Sebagai awal, pasangan Ramos-Varane memang sudah “salah”. Sejujurnya mereka berdua bukan duet utama di pos bek tengah. Tanden sejati Ramos dalam kisah sukses Madrid adalah Pepe.
Namun, Zinadine Zidane tak punya pilihan untuk tidak menurunkan Ramos-Varane karena Pepe masih terlilit cedera.
31 Korban Berbeda
Pepe boleh saja kerap bermasalah dengan wasit terakibat permainannya yang keras bahkan cenderung kasar. Meski begitu, Pepe masih menjadi yang terbaik dalam urusan visi bermain, membaca arah bola dan pergerakan lawan, maupun melakoni duel di udara.
Varane di sisi lain, di samping kemampuannya membantu serangan lewat umpan yang dikirim atau sundulan yang mengancam lawan, juga diwarisi kualitas apik dalam beradu sprint saat Madrid menerima counter attack. Masalahnya, Varane cukup sering mempertontonkan grafik inkonsisten.
Karena itu, selama Pepe masih meringkuk di ruang terapi, Madrid harus siap menerima kenyataan bahwa duet Ramos-Varane bisa terekspos sewaktu-waktu.
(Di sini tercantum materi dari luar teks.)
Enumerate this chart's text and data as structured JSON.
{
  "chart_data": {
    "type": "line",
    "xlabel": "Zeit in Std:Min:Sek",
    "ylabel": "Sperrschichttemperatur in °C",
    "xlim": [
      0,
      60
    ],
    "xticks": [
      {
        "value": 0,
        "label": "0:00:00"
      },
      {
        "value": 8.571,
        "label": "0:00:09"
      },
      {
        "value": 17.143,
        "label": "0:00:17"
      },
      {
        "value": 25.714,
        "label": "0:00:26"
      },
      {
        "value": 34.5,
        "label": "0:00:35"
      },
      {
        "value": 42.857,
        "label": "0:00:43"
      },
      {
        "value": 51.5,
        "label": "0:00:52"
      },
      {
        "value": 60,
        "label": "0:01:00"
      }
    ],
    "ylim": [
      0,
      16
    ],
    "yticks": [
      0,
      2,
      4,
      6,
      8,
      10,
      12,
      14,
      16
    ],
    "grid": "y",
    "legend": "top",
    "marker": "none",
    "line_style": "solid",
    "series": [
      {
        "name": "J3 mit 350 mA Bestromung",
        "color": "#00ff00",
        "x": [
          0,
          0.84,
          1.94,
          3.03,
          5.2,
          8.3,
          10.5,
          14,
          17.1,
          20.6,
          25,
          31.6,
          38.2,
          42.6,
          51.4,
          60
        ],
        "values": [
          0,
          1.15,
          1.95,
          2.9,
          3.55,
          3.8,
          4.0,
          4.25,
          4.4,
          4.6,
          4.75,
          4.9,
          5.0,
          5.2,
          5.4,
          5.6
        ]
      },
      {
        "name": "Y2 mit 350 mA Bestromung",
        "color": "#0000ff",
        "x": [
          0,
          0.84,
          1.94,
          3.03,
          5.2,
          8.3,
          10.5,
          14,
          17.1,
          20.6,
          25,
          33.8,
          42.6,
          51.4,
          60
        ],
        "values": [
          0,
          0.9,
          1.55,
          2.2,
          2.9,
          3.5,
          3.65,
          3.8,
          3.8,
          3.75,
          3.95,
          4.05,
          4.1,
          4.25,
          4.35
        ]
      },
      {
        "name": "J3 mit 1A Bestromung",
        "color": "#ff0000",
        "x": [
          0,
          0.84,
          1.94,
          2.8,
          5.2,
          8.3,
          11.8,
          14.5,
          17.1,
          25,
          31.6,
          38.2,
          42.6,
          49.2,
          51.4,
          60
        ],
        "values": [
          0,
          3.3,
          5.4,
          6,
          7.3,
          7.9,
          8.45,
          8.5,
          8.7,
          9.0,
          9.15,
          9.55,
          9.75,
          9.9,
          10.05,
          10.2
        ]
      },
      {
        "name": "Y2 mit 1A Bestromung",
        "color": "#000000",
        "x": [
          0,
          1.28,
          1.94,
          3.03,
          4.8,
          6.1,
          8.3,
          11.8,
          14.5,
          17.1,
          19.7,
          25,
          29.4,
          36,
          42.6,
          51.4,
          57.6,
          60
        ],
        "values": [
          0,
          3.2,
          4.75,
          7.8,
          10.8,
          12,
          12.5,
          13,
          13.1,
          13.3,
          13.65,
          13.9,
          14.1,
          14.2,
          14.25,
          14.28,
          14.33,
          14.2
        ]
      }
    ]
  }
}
Lini belakang bukan satu-satunya problema yang dihadapi Madrid. Lini depan juga ikut menyumbang porsi besar dalam rentetan dua hasil imbang tersebut.
Hanya lima gol yang dicetak trio BBC adalah parameter paling sederhananya. Di saat trisula MSN, rival mereka di Barcelona, sukses menyumbang 20 gol, dalam rentang yang sama BBC baru mengontribusikan seperempatnya.
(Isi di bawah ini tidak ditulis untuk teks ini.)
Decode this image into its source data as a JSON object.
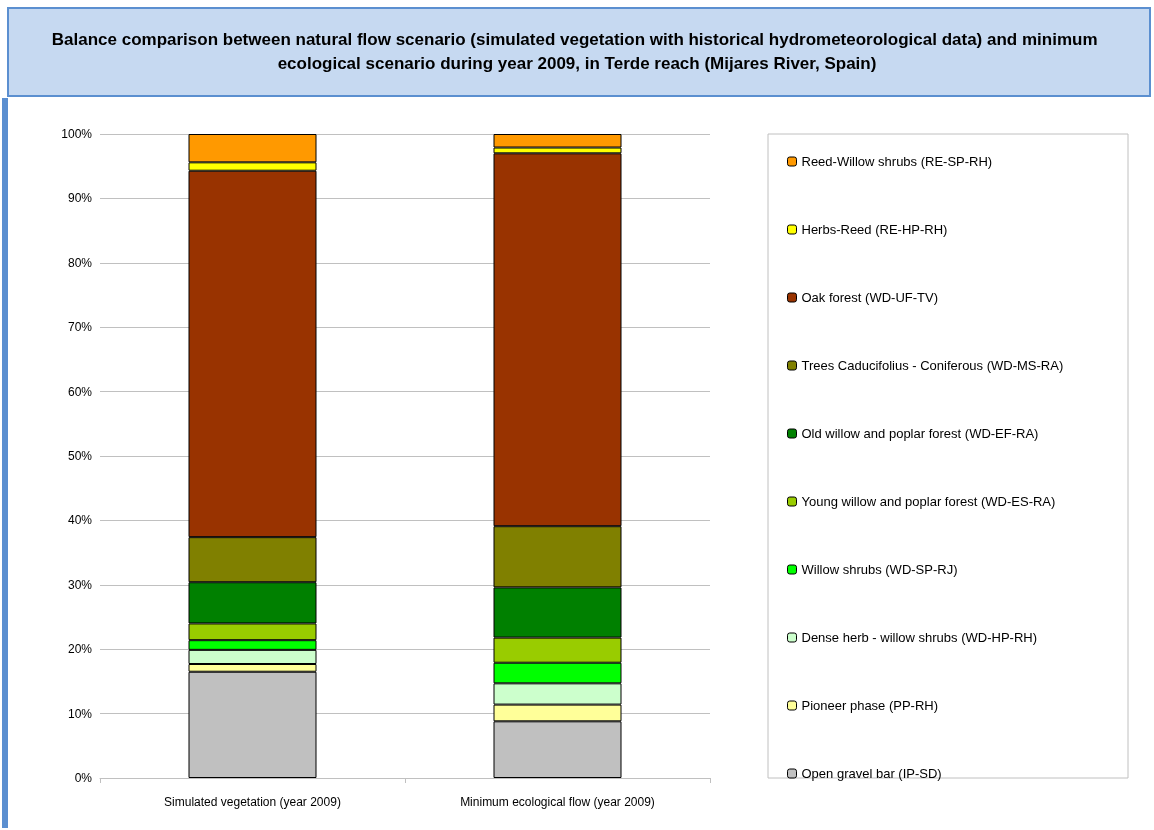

92 - Under Zinedine Zidane, Real Madrid have bagged 92 goals, as many as in their first 35 games with Carlo Ancelotti. Legacy. pic.twitter.com/9bB6z03r0o
— OptaJose (@OptaJose) September 26, 2016
Okelah, Gareth Bale dan Cristiano Ronaldo masih kelelahan karena melakoni jam terbang tinggi di Euro 2016. Namun, bukan itu masalahnya. Bersama Karim Benzema, Bale dan Ronaldo sukses menciptakan 20-an peluang di setiap laganya.
Artinya, faktor akurasi dan efektivitas BBC yang pantas disorot. Dalam sepekan terakhir, pasukan Zizou sukses mencatatkan 61 tembakan, yang 23 di antaranya mengarah ke gawang. Ketika cuma lima gol yang berhasil disarangkan dalam rentang ini, rasanya Zizou sudah layak mulai membunyikan alarm bahaya di ruang ganti Bernabeu.
Terlepas dari dua faktor minus ini, Zizou tetap bisa bersikap optimistis. Terutama menyangkut catatan apik yang diperlihatkan Benzema. Berkat golnya ke gawang Las Palmas, artinya Benz mampu mengoyak seluruh tim Primera Division yang pernah dihadapinya sejak mengenakan jersey Madrid pada 2009-2010.
Total 113 gol Benzema di La Liga memakan 31 korban berbeda. Granada menjadi tim “favorit” Benz dengan 9 kali dijebol.